What with the latest round of gun control laws and regulations coming out of Ottawa, it's been pretty easy to focus on our news here in Canada. The impending handgun transfer/import freeze, the impending magazine capacity regulations—these affect us directly, and perhaps almost immediately (although, it seems, maybe not, since the wheels of law grind so slow ...).
However, there's been plenty of news from the US in recent weeks as well, particularly in the wake of recent gun crime. Of course the big item is impending gun control legislation from American federal politicians, with the House of Representatives passing a very restrictive bill (text here) that would have brought in storage requirements, required buyers to be 21 years old before purchasing a semi-auto rifle, banned bump stocks, banned high-capacity magazines, and tightened up rules and penalties around so-called ghost guns and illicit firearms sales.
From there, the ball went into the court of the US Senate, where Republicans and Democrats ended up agreeing on a deal that was mostly focused at ending straw purchasing and illegal firearms sales, enhancing background checks, beefing up school security and funding mental health programs.
Maybe that doesn't sound like much, in the end, but the fact that the House of Representatives was willing to pass the stiffest gun control legislation Americans have seen since Clinton's Assault Weapons Ban shows which way the wind is blowing down there!
Perhaps another recent news item is more likely to impact us here in Canada.
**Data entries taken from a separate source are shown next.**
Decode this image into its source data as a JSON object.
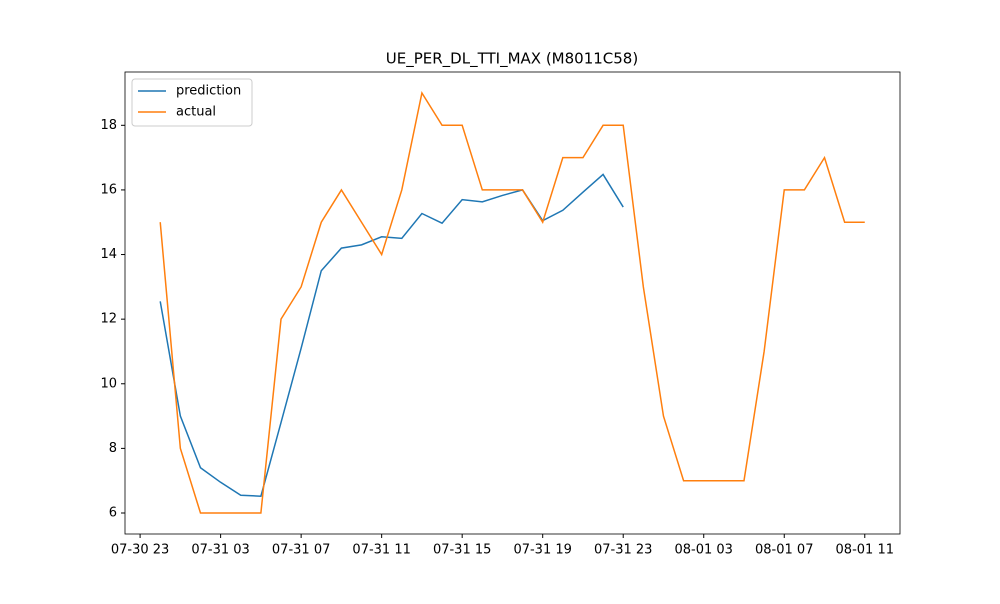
{
  "chart_data": {
    "type": "line",
    "title": "UE_PER_DL_TTI_MAX (M8011C58)",
    "x": [
      "07-31 00",
      "07-31 01",
      "07-31 02",
      "07-31 03",
      "07-31 04",
      "07-31 05",
      "07-31 06",
      "07-31 07",
      "07-31 08",
      "07-31 09",
      "07-31 10",
      "07-31 11",
      "07-31 12",
      "07-31 13",
      "07-31 14",
      "07-31 15",
      "07-31 16",
      "07-31 17",
      "07-31 18",
      "07-31 19",
      "07-31 20",
      "07-31 21",
      "07-31 22",
      "07-31 23",
      "08-01 00",
      "08-01 01",
      "08-01 02",
      "08-01 03",
      "08-01 04",
      "08-01 05",
      "08-01 06",
      "08-01 07",
      "08-01 08",
      "08-01 09",
      "08-01 10",
      "08-01 11"
    ],
    "series": [
      {
        "name": "prediction",
        "color": "#1f77b4",
        "values": [
          12.55,
          9.0,
          7.4,
          6.95,
          6.55,
          6.52,
          8.8,
          11.1,
          13.5,
          14.2,
          14.3,
          14.55,
          14.5,
          15.27,
          14.97,
          15.7,
          15.63,
          15.83,
          16.0,
          15.05,
          15.37,
          15.93,
          16.48,
          15.47,
          null,
          null,
          null,
          null,
          null,
          null,
          null,
          null,
          null,
          null,
          null,
          null
        ]
      },
      {
        "name": "actual",
        "color": "#ff7f0e",
        "values": [
          15,
          8,
          6,
          6,
          6,
          6,
          12,
          13,
          15,
          16,
          15,
          14,
          16,
          19,
          18,
          18,
          16,
          16,
          16,
          15,
          17,
          17,
          18,
          18,
          13,
          9,
          7,
          7,
          7,
          7,
          11,
          16,
          16,
          17,
          15,
          15
        ]
      }
    ],
    "xlim": [
      "07-30 22:15",
      "08-01 12:45"
    ],
    "xticks": [
      "07-30 23",
      "07-31 03",
      "07-31 07",
      "07-31 11",
      "07-31 15",
      "07-31 19",
      "07-31 23",
      "08-01 03",
      "08-01 07",
      "08-01 11"
    ],
    "ylim": [
      5.35,
      19.65
    ],
    "yticks": [
      6,
      8,
      10,
      12,
      14,
      16,
      18
    ],
    "legend": "upper left"
  }
}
The US Fish and Wildlife Service is aiming to ban lead shot use on a few blocks of federal public land. Not the whole country, mind you—just a selection of wildlife refuges in three states, as far as we've seen so far.
Doesn't sound like much of a big deal, nothing that would affect Canadians ... until you remember that in the final days of the Obama regime, USFWS tried to enact a massive lead shot ban, which would have affected 68 national wildlife refuges, covering 150 million combined acres of land and water. Trump reversed this as soon as he got into the White House, but make no mistake: the USFWS and the environmentalist lobby wants lead shot and bullets gone, and when it happens, hunting ammunition pricing is going to increase a lot, even more than the massive jumps in the past three years. And of course, if these kinds of laws pass in the US, we'll see similar moves in Canada. Remember, when America sneezes, Canada catches a cold.